Complex tools with many parameters or behaviors need more documentation. Simple tools need less. This dimension scales expectations accordingly.

Parameters3/5

Does the description clarify parameter syntax, constraints, interactions, or defaults beyond what the schema provides?

Schema description coverage is 100% with one parameter clearly documented in the schema. The description doesn't add any parameter-specific information beyond what's in the schema, so it meets the baseline expectation but doesn't provide additional semantic context about the test_run_id parameter.

Input schemas describe structure but not intent. Descriptions should explain non-obvious parameter relationships and valid value ranges.

Purpose4/5

Does the description clearly state what the tool does and how it differs from similar tools?
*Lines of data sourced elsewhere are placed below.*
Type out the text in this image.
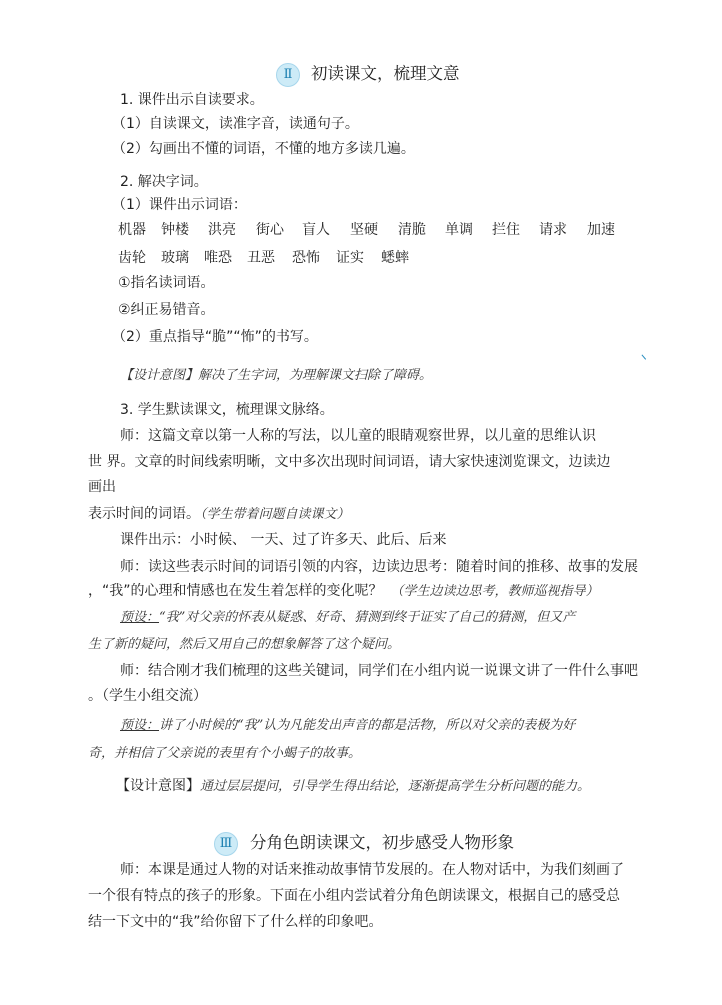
Ⅱ	初读课文，梳理文意
1. 课件出示自读要求。
（1）自读课文，读准字音，读通句子。
（2）勾画出不懂的词语，不懂的地方多读几遍。
2. 解决字词。
（1）课件出示词语：
机器 钟楼 洪亮 街心 盲人 坚硬 清脆 单调 拦住 请求 加速
齿轮 玻璃 唯恐 丑恶 恐怖 证实 蟋蟀
①指名读词语。
②纠正易错音。
（2）重点指导“脆”“怖”的书写。
【设计意图】解决了生字词，为理解课文扫除了障碍。
3. 学生默读课文，梳理课文脉络。
师：这篇文章以第一人称的写法，以儿童的眼睛观察世界，以儿童的思维认识
世 界。文章的时间线索明晰，文中多次出现时间词语，请大家快速浏览课文，边读边
画出
表示时间的词语。（学生带着问题自读课文）
课件出示：小时候、 一天、过了许多天、此后、后来
师：读这些表示时间的词语引领的内容，边读边思考：随着时间的推移、故事的发展
，“我”的心理和情感也在发生着怎样的变化呢？ （学生边读边思考，教师巡视指导）
预设：“我”对父亲的怀表从疑惑、好奇、猜测到终于证实了自己的猜测，但又产
生了新的疑问，然后又用自己的想象解答了这个疑问。
师：结合刚才我们梳理的这些关键词，同学们在小组内说一说课文讲了一件什么事吧
。（学生小组交流）
预设：讲了小时候的“我”认为凡能发出声音的都是活物，所以对父亲的表极为好
奇，并相信了父亲说的表里有个小蝎子的故事。
【设计意图】通过层层提问，引导学生得出结论，逐渐提高学生分析问题的能力。
Ⅲ	分角色朗读课文，初步感受人物形象
师：本课是通过人物的对话来推动故事情节发展的。在人物对话中，为我们刻画了
一个很有特点的孩子的形象。下面在小组内尝试着分角色朗读课文，根据自己的感受总
结一下文中的“我”给你留下了什么样的印象吧。
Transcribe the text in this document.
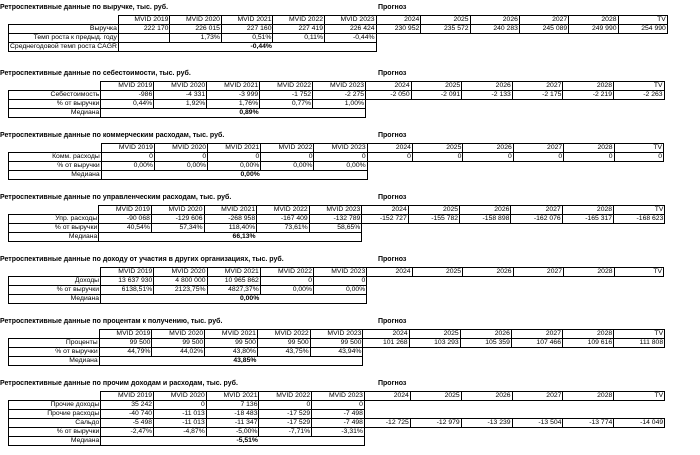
Ретроспективные данные по выручке, тыс. руб.	Прогноз
	MVID 2019	MVID 2020	MVID 2021	MVID 2022	MVID 2023	2024	2025	2026	2027	2028	TV
Выручка	222 170	226 015	227 160	227 419	226 424	230 952	235 572	240 283	245 089	249 990	254 990
Темп роста к предыд. году		1,73%	0,51%	0,11%	-0,44%						
Среднегодовой темп роста CAGR			-0,44%								
Ретроспективные данные по себестоимости, тыс. руб.	Прогноз
	MVID 2019	MVID 2020	MVID 2021	MVID 2022	MVID 2023	2024	2025	2026	2027	2028	TV
Себестоимость	-986	-4 331	-3 999	-1 752	-2 275	-2 050	-2 091	-2 133	-2 175	-2 219	-2 263
% от выручки	0,44%	1,92%	1,76%	0,77%	1,00%						
Медиана			0,89%								
Ретроспективные данные по коммерческим расходам, тыс. руб.	Прогноз
	MVID 2019	MVID 2020	MVID 2021	MVID 2022	MVID 2023	2024	2025	2026	2027	2028	TV
Комм. расходы	0	0	0	0	0	0	0	0	0	0	0
% от выручки	0,00%	0,00%	0,00%	0,00%	0,00%						
Медиана			0,00%								
Ретроспективные данные по управленческим расходам, тыс. руб.	Прогноз
	MVID 2019	MVID 2020	MVID 2021	MVID 2022	MVID 2023	2024	2025	2026	2027	2028	TV
Упр. расходы	-90 068	-129 606	-268 958	-167 409	-132 789	-152 727	-155 782	-158 898	-162 076	-165 317	-168 623
% от выручки	40,54%	57,34%	118,40%	73,61%	58,65%						
Медиана			66,13%								
Ретроспективные данные по доходу от участия в других организациях, тыс. руб.	Прогноз
	MVID 2019	MVID 2020	MVID 2021	MVID 2022	MVID 2023	2024	2025	2026	2027	2028	TV
Доходы	13 637 930	4 800 000	10 965 862	0	0						
% от выручки	6138,51%	2123,75%	4827,37%	0,00%	0,00%						
Медиана			0,00%								
Ретроспективные данные по процентам к получению, тыс. руб.	Прогноз
	MVID 2019	MVID 2020	MVID 2021	MVID 2022	MVID 2023	2024	2025	2026	2027	2028	TV
Проценты	99 500	99 500	99 500	99 500	99 500	101 268	103 293	105 359	107 466	109 616	111 808
% от выручки	44,79%	44,02%	43,80%	43,75%	43,94%						
Медиана			43,85%								
Ретроспективные данные по прочим доходам и расходам, тыс. руб.	Прогноз
	MVID 2019	MVID 2020	MVID 2021	MVID 2022	MVID 2023	2024	2025	2026	2027	2028	TV
Прочие доходы	35 242	0	7 136	0	0						
Прочие расходы	-40 740	-11 013	-18 483	-17 529	-7 498						
Сальдо	-5 498	-11 013	-11 347	-17 529	-7 498	-12 725	-12 979	-13 239	-13 504	-13 774	-14 049
% от выручки	-2,47%	-4,87%	-5,00%	-7,71%	-3,31%						
Медиана			-5,51%								
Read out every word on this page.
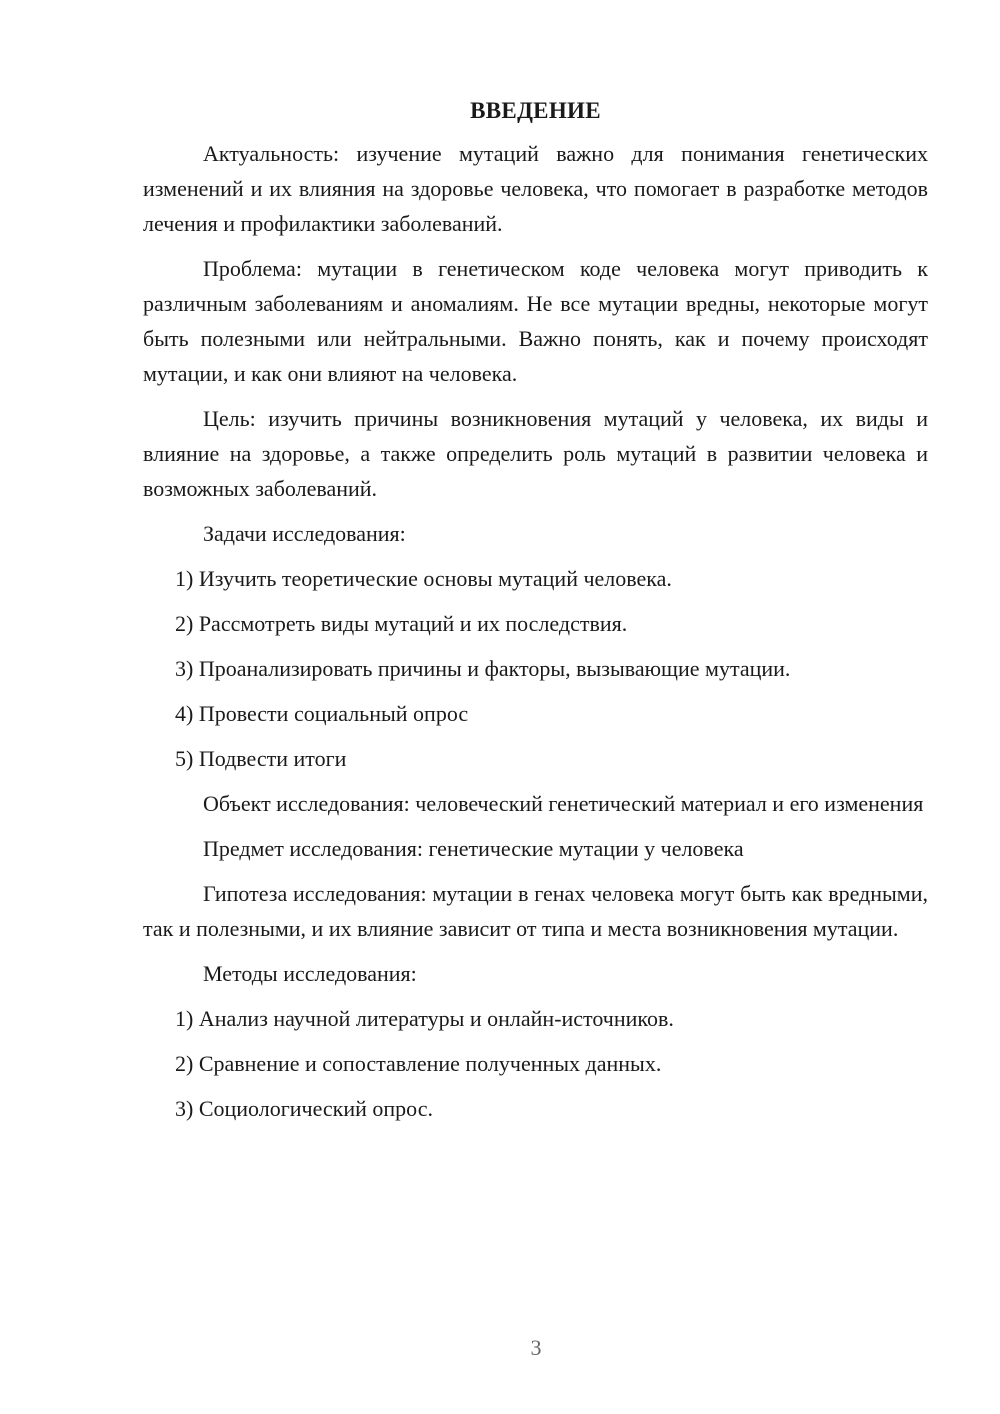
ВВЕДЕНИЕ

Актуальность: изучение мутаций важно для понимания генетических изменений и их влияния на здоровье человека, что помогает в разработке методов лечения и профилактики заболеваний.

Проблема: мутации в генетическом коде человека могут приводить к различным заболеваниям и аномалиям. Не все мутации вредны, некоторые могут быть полезными или нейтральными. Важно понять, как и почему происходят мутации, и как они влияют на человека.

Цель: изучить причины возникновения мутаций у человека, их виды и влияние на здоровье, а также определить роль мутаций в развитии человека и возможных заболеваний.

Задачи исследования:
1) Изучить теоретические основы мутаций человека.
2) Рассмотреть виды мутаций и их последствия.
3) Проанализировать причины и факторы, вызывающие мутации.
4) Провести социальный опрос
5) Подвести итоги

Объект исследования: человеческий генетический материал и его изменения

Предмет исследования: генетические мутации у человека

Гипотеза исследования: мутации в генах человека могут быть как вредными, так и полезными, и их влияние зависит от типа и места возникновения мутации.

Методы исследования:
1) Анализ научной литературы и онлайн-источников.
2) Сравнение и сопоставление полученных данных.
3) Социологический опрос.
3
The description clearly states the verb 'Get' and resource 'detailed local test report for a specific test run', making the purpose understandable. It distinguishes from siblings like 'get_test_result' by specifying 'detailed report' and 'local test run', but doesn't explicitly contrast with all similar tools.

Agents choose between tools based on descriptions. A clear purpose with a specific verb and resource helps agents select the right tool.

Usage Guidelines3/5

Does the description explain when to use this tool, when not to, or what alternatives exist?
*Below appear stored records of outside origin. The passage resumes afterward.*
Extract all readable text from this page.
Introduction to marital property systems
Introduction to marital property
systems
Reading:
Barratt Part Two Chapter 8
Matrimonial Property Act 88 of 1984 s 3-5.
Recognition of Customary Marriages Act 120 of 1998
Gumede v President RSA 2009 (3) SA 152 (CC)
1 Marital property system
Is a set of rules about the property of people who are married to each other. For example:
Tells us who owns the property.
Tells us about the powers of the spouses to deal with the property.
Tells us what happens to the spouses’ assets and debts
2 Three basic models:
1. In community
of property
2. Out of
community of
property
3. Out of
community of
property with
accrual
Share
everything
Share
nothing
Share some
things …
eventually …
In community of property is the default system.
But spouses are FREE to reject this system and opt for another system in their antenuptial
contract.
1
The description provides some usage context by stating 'Only available for tests run locally (not managed tests)', which helps differentiate from potential managed test alternatives. However, it doesn't explicitly mention when to use this versus siblings like 'get_test_result' or 'open_test_result', leaving some ambiguity about tool selection.

Agents often have multiple tools that could apply. Explicit usage guidance like "use X instead of Y when Z" prevents misuse.